Washington state Department of Ecology Director Laura Watson and her top nuclear waste manager, David Bowen, visited Washington, D.C., last week to urge that more cleanup funds for the Hanford Site be included in the Department of Energy’s fiscal 2023 budget.
The Ecology officials were in the nation’s capital March 14-16 while President Joe Biden signed an appropriations bill for fiscal 2022 that includes almost $7.9 billion for the DOE’s Office of Environmental Management and. Of that total roughly $2.6 billion is split between Hanford’s Office of River Protection and its Richland Operations Office.
The Biden administration’s request for fiscal 2023 is expected to be released on March 28.
“But the fact that the record funding for this budget still falls hundreds of millions below what is needed demonstrates the challenges ahead of us,” Watson said in an Ecology press release issued Monday.
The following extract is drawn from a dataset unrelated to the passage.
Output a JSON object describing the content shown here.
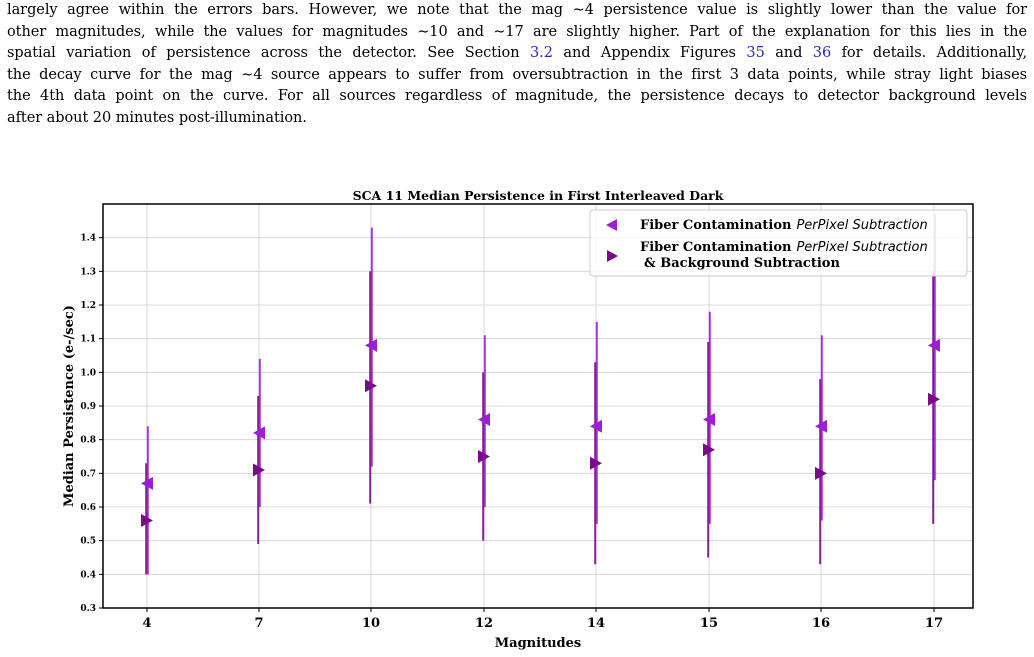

The agency wants a Hanford cleanup budget of $3.35 billion in fiscal year 2023 and another $3.76 billion in 2024, according to the Ecology press release.
The trip marked the first trek back to Washington, D.C., by state Ecology officials since the COVID-19 pandemic started to spread domestically in early 2020, Bowen told the online Hanford Advisory Board Wednesday. They met with representatives of the DOE Office of Environmental Management, as well as members of the state’s Congressional delegations including Sens. Patty Murray (D) and Maria Cantwell (D) as well as Rep. Dan Newhouse (R).
“Without significant increases in funding in future budgets, we will continue to see delays in progress, heightened environmental risk, and it will ultimately require billions more in cleanup costs,” Washington Gov. Jay Inslee (D) said in the Ecology statement.
During the Hanford Advisory Board meeting, the DOE’s top manager for the site, Brian Vance, stressed the need for the agency and its contractors to get the maximum potential cleanup for the buck.
“We operate in a fiscally-constrained environment,” Vance said. There is always more work to be done than there will be money. So DOE and its stakeholders “must minimize risk reduction per dollar invested,” he added.
Ecology’s budget accounting is slightly different from the feds, including safeguards and security appropriation money under the Hanford line item. Ecology says Congress must increase the funding level for cleanup of the former plutonium production complex.
From World War II through 1989, the Hanford Site produced more than 67 tons of plutonium, leaving the federal property with extensive radiological and chemical contamination, including more than 55 million gallons of liquid radioactive waste stored in underground tanks.